In a dishwasher of the present invention, its feed-water temperature sensor unit also serves as a washing-water temperature sensor unit for measuring the temperature of washing water inside the washing tub. This results in also serving as a washing-water temperature sensor unit incorporated in a dishwasher according to the conventional technology, thereby eliminating the need for newly incorporating a feed-water temperature sensor unit. This allows more energy-saving operation of the dishwasher without an excessive cost.
The dishwasher of the present invention further includes an indicator unit, and the control unit indicates that, due to a fact that the feed water temperature measured is higher than a given temperature, the control unit has set the target temperature (at which heating of washing water during washing is stopped) to a lower value than that of the case where the feed water temperature is higher than the given temperature.
This informs a user that the dishwasher is performing energy-saving operation, allowing the user to understand that the dishwasher saves more energy when operated with the feed water temperature higher, which encourages energy-saving operation of the dishwasher.
In the dishwasher of the present invention, the control unit indicates on the indicator unit that the feed-water temperature sensor unit is measuring the temperature of feed water. This informs a user that the dishwasher is checking for a possibility of energy-saving operation, which encourages energy-saving operation of the dishwasher.

INDUSTRIAL APPLICABILITY

As described above, a dishwasher according to the present invention automatically changes its operation program to the energy-saving mode when the feed water temperature is relatively high, and thus widely applicable to easy-to-use dishwashers.
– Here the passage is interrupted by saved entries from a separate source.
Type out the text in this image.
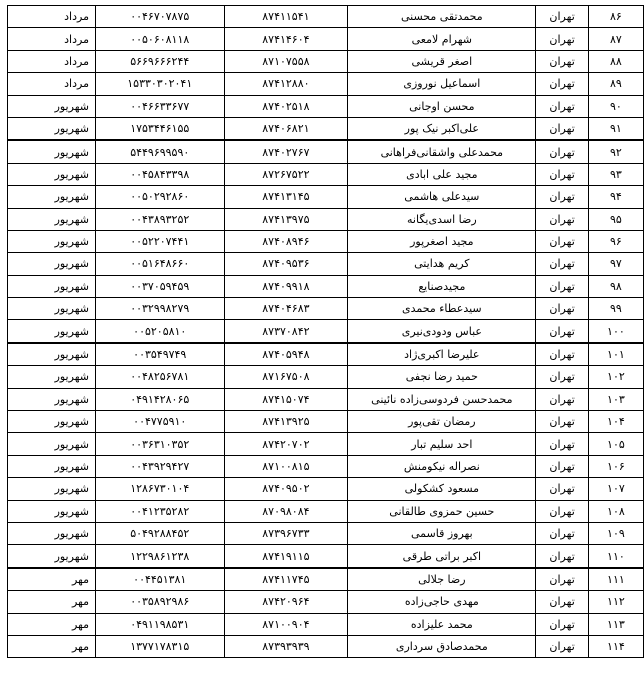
مرداد	۰۰۴۶۷۰۷۸۷۵	۸۷۴۱۱۵۴۱	محمدتقی محسنی	تهران	۸۶
مرداد	۰۰۵۰۶۰۸۱۱۸	۸۷۴۱۴۶۰۴	شهرام لامعی	تهران	۸۷
مرداد	۵۶۶۹۶۶۶۲۴۴	۸۷۱۰۷۵۵۸	اصغر قریشی	تهران	۸۸
مرداد	۱۵۳۳۰۳۰۲۰۴۱	۸۷۴۱۲۸۸۰	اسماعیل نوروزی	تهران	۸۹
شهریور	۰۰۴۶۶۳۳۶۷۷	۸۷۴۰۲۵۱۸	محسن اوجانی	تهران	۹۰
شهریور	۱۷۵۳۴۴۶۱۵۵	۸۷۴۰۶۸۲۱	علی‌اکبر نیک پور	تهران	۹۱
شهریور	۵۴۴۹۶۹۹۵۹۰	۸۷۴۰۲۷۶۷	محمدعلی واشقانی‌فراهانی	تهران	۹۲
شهریور	۰۰۴۵۸۴۳۳۹۸	۸۷۲۶۷۵۲۲	مجید علی ابادی	تهران	۹۳
شهریور	۰۰۵۰۲۹۲۸۶۰	۸۷۴۱۳۱۴۵	سیدعلی هاشمی	تهران	۹۴
شهریور	۰۰۴۳۸۹۳۲۵۲	۸۷۴۱۳۹۷۵	رضا اسدی‌یگانه	تهران	۹۵
شهریور	۰۰۵۲۲۰۷۴۴۱	۸۷۴۰۸۹۴۶	مجید اصغرپور	تهران	۹۶
شهریور	۰۰۵۱۶۴۸۶۶۰	۸۷۴۰۹۵۳۶	کریم هدایتی	تهران	۹۷
شهریور	۰۰۳۷۰۵۹۴۵۹	۸۷۴۰۹۹۱۸	مجیدصنایع	تهران	۹۸
شهریور	۰۰۳۲۹۹۸۲۷۹	۸۷۴۰۴۶۸۳	سیدعطاء محمدی	تهران	۹۹
شهریور	۰۰۵۲۰۵۸۱۰	۸۷۳۷۰۸۴۲	عباس ودودی‌نیری	تهران	۱۰۰
شهریور	۰۰۳۵۴۹۷۴۹	۸۷۴۰۵۹۴۸	علیرضا اکبری‌ژاد	تهران	۱۰۱
شهریور	۰۰۴۸۲۵۶۷۸۱	۸۷۱۶۷۵۰۸	حمید رضا نجفی	تهران	۱۰۲
شهریور	۰۴۹۱۴۲۸۰۶۵	۸۷۴۱۵۰۷۴	محمدحسن فردوسی‌زاده نائینی	تهران	۱۰۳
شهریور	۰۰۴۷۷۵۹۱۰	۸۷۴۱۳۹۲۵	رمضان تقی‌پور	تهران	۱۰۴
شهریور	۰۰۳۶۳۱۰۳۵۲	۸۷۴۲۰۷۰۲	احد سلیم تبار	تهران	۱۰۵
شهریور	۰۰۴۳۹۲۹۴۲۷	۸۷۱۰۰۸۱۵	نصراله نیکومنش	تهران	۱۰۶
شهریور	۱۲۸۶۷۳۰۱۰۴	۸۷۴۰۹۵۰۲	مسعود کشکولی	تهران	۱۰۷
شهریور	۰۰۴۱۲۳۵۲۸۲	۸۷۰۹۸۰۸۴	حسین حمزوی طالقانی	تهران	۱۰۸
شهریور	۵۰۴۹۲۸۸۴۵۲	۸۷۳۹۶۷۳۳	بهروز قاسمی	تهران	۱۰۹
شهریور	۱۲۲۹۸۶۱۲۳۸	۸۷۴۱۹۱۱۵	اکبر براتی طرقی	تهران	۱۱۰
مهر	۰۰۴۴۵۱۳۸۱	۸۷۴۱۱۷۴۵	رضا جلالی	تهران	۱۱۱
مهر	۰۰۳۵۸۹۲۹۸۶	۸۷۴۲۰۹۶۴	مهدی حاجی‌زاده	تهران	۱۱۲
مهر	۰۴۹۱۱۹۸۵۳۱	۸۷۱۰۰۹۰۴	محمد علیزاده	تهران	۱۱۳
مهر	۱۳۷۷۱۷۸۳۱۵	۸۷۳۹۳۹۳۹	محمدصادق سرداری	تهران	۱۱۴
REFERENCE MARKS IN THE DRAWINGS

1: Main body
2: Washing tub
6: Washing nozzle
7: Tableware
8: Heater (heater unit)
9: Thermistor (feed-water temperature sensor unit also serving as washing-water temperature sensor unit)
10: Control unit
11: Dish basket
24: Indicator unit

Claims

A dishwasher comprising:
a washing tub disposed inside a main body;

a dish basket for accommodating tableware to be washed;

a washing nozzle for spraying washing water to wash the tableware;

a heater unit for heating the washing water;

a washing-water temperature sensor unit for measuring temperature of the washing water; and

a control unit for controlling operation,
the dishwasher spraying the heated washing water to wash the tableware, and further comprising a feed-water temperature sensor unit for measuring feed water temperature of the washing water fed into the washing tub,
wherein, when the feed water temperature is higher than a given temperature, the control unit changes the setting so that a target temperature at which heating of the washing water during washing is stopped becomes lower than a temperature in a case where the feed water temperature is lower than the given temperature.
The dishwasher of claim 1, wherein the feed-water temperature sensor unit also serves as the washing-water temperature sensor unit.
The dishwasher of claim 1 or 2, further comprising an indicator unit, wherein the control unit makes the indicator unit indicate that the control unit has set the target temperature lower than the temperature of the case in which the feed water temperature is lower than the given temperature due to a fact that the feed water temperature measured is higher than the given temperature.
The dishwasher of claim 3, wherein the control unit makes the indicator unit indicate that the feed-water temperature sensor unit is measuring feed water temperature.